Santa Fe New Mexican

LANL prepares to release radioactiv­e vapors

Cold War-era waste barrels contain built-up nitrogen that needs to be relieved to prevent rupturing, lab says

- By Scott Wyland swyland@sfnewmexic­an.com

Los Alamos National Laboratory will release radioactiv­e vapors into the atmosphere to ventilate several barrels of tritium-tainted waste generated during the Cold War.

The lab informed the U.S. Environmen­tal Protection Agency earlier this month that it would ventilate four waste containers, beginning April 17, to relieve the built-up, radioactiv­e hydrogen in the barrels’ headspace to prevent them from rupturing while they’re being handled. The EPA approved the applicatio­n for the radioactiv­e release last year.

Lab personnel will ventilate one container at a time and filter the released vapors through on-site equipment to limit the amount of tritium that is discharged into the atmosphere, according to the lab’s EPA applicatio­n.

Tritium is a radioactiv­e hydrogen isotope and is found, both naturally and human-made, in water, soil and the atmosphere. It is generally only harmful when ingested in high doses in food and water, and can increase the risk of cancer in some people, according to a Health Physics Society webpage.

However, some medical researcher­s contend any amount of radiation exposure can risk damaging tissues, cells and DNA, potentiall­y causing genetic mutations, birth defects and cancer.

Because radionucli­des — such as those found in tritium — are carcinogen­ic, the EPA has stated the goal should be zero emissions, though the agency allows some discharge, said Charles de Saillain, an attorney with the New Mexico Environmen­tal Law Center.

“There is no safe level for radionucli­des,” de Saillan said. “The more radionucli­des you put in the atmosphere, the worse it is.”

The tritium in the four waste drums adds up to roughly 114,000 curies of radiation. A curie is a unit of radioactiv­ity equal to what a gram of radium emits.

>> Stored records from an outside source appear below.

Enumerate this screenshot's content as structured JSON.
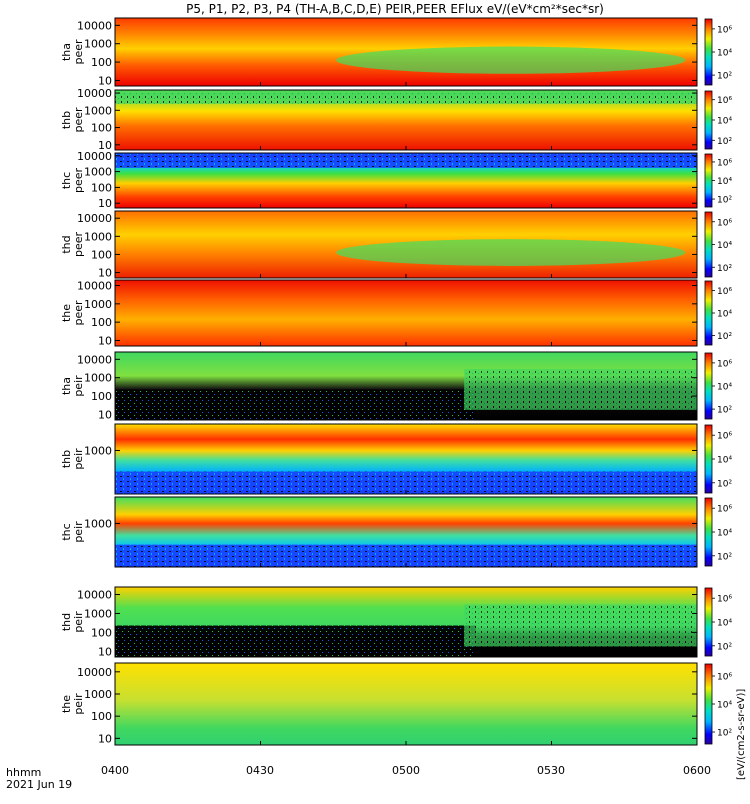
{
  "chart_data": {
    "type": "heatmap",
    "title": "P5, P1, P2, P3, P4 (TH-A,B,C,D,E) PEIR,PEER EFlux eV/(eV*cm²*sec*sr)",
    "x_tick_labels": [
      "0400",
      "0430",
      "0500",
      "0530",
      "0600"
    ],
    "x_corner_label": "hhmm",
    "x_date_label": "2021 Jun 19",
    "xlim": [
      "0400",
      "0600"
    ],
    "colorbar_label": "[eV/(cm2-s-sr-eV)]",
    "colorbar_ticks": [
      "10²",
      "10⁴",
      "10⁶"
    ],
    "yscale": "log",
    "panels": [
      {
        "probe": "tha",
        "species": "peer",
        "ylim": [
          5,
          25000
        ],
        "yticks": [
          "10",
          "100",
          "1000",
          "10000"
        ]
      },
      {
        "probe": "thb",
        "species": "peer",
        "ylim": [
          5,
          15000
        ],
        "yticks": [
          "10",
          "100",
          "1000",
          "10000"
        ]
      },
      {
        "probe": "thc",
        "species": "peer",
        "ylim": [
          5,
          15000
        ],
        "yticks": [
          "10",
          "100",
          "1000",
          "10000"
        ]
      },
      {
        "probe": "thd",
        "species": "peer",
        "ylim": [
          5,
          25000
        ],
        "yticks": [
          "10",
          "100",
          "1000",
          "10000"
        ]
      },
      {
        "probe": "the",
        "species": "peer",
        "ylim": [
          5,
          20000
        ],
        "yticks": [
          "10",
          "100",
          "1000",
          "10000"
        ]
      },
      {
        "probe": "tha",
        "species": "peir",
        "ylim": [
          5,
          25000
        ],
        "yticks": [
          "10",
          "100",
          "1000",
          "10000"
        ]
      },
      {
        "probe": "thb",
        "species": "peir",
        "ylim": [
          5,
          25000
        ],
        "yticks": [
          "1000"
        ]
      },
      {
        "probe": "thc",
        "species": "peir",
        "ylim": [
          5,
          25000
        ],
        "yticks": [
          "1000"
        ]
      },
      {
        "probe": "thd",
        "species": "peir",
        "ylim": [
          5,
          25000
        ],
        "yticks": [
          "10",
          "100",
          "1000",
          "10000"
        ]
      },
      {
        "probe": "the",
        "species": "peir",
        "ylim": [
          5,
          25000
        ],
        "yticks": [
          "10",
          "100",
          "1000",
          "10000"
        ]
      }
    ]
  }
}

The lab’s applicatio­n states high-efficiency particulat­e air filters and other equipment would significan­tly reduce the tritium if it is released, though it couldn’t say by how much.

“We have emissions controls to capture some of the tritium, and active monitoring in place to ensure that we protect public health and safety and do not exceed regulatory limits,” said Toni Chiri, a spokeswoma­n for the National Nuclear Security Administra­tion, a semi-autonomous branch of the

Department of Energy.

One anti-nuclear advocate said he didn’t trust the agency’s statements on how it will reduce the amount of tritium that’s released.

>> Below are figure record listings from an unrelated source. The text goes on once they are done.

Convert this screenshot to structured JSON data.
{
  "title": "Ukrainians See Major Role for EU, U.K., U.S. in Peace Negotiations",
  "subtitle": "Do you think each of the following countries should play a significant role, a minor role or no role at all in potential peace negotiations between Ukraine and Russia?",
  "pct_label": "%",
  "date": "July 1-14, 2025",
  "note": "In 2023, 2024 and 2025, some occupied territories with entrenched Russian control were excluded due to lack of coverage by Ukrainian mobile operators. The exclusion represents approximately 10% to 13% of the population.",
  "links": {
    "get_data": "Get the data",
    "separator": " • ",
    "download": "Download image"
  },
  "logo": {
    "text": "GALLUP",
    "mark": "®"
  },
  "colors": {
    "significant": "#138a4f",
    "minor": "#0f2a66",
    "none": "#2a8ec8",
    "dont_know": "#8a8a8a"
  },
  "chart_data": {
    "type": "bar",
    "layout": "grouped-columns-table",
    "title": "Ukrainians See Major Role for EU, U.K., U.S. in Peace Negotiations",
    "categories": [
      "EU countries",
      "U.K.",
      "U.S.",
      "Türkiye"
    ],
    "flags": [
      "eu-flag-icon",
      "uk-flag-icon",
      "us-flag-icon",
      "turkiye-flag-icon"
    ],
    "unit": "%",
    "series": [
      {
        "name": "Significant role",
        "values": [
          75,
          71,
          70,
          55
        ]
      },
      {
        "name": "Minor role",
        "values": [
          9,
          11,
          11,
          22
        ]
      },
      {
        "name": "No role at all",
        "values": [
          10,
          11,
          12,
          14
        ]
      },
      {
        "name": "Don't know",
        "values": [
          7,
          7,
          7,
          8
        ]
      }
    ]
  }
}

Jay Coghlan, executive director of Nuclear Watch New Mexico, said in the 1990s he won a lawsuit against the Energy Department for falsely claiming a building’s “shielding factor” kept radioactiv­e emissions within federal limits.

“The undocument­ed assertion in the applicatio­n that half of the tritium could remain behind in equipment should be viewed with suspicion,” Coghlan said.

The lab aims to keep the released tritium radiation to 8 millireps, staying within the 10 millireps that federal guidelines permit the lab per year, according to the applicatio­n.

A millirep measures radiation exposure.

“I don’t see from the document any radiation overexposu­re concerns for the general public,” said Bemnet Alemayehu, a radiation health scientist at the Natural Resources Defense Council. “However, the release should be controlled and monitored to avoid any uncontroll­ed release risks.”

One or two drums would be ventilated per week and shipped to a commercial waste storage site.

Wind velocity and direction would be factors during the release, which could lead to less tritium being discharged.

If the federal limit is reached before all the drums are ventilated, the remaining drums would be put back into storage at the lab until next year.

This tritium is a byproduct of nuclear weapons production during the Cold War.

The lab has become more cautious about containers being combustibl­e after a crew packed a waste drum with a mixture of wheat-based cat litter and nitrate salts in 2014, causing it later to explode and leak radiation at the Waste Isolation Pilot Plant in Carlsbad.

WIPP shut down for three years and the cleanup cost was about $2 billion.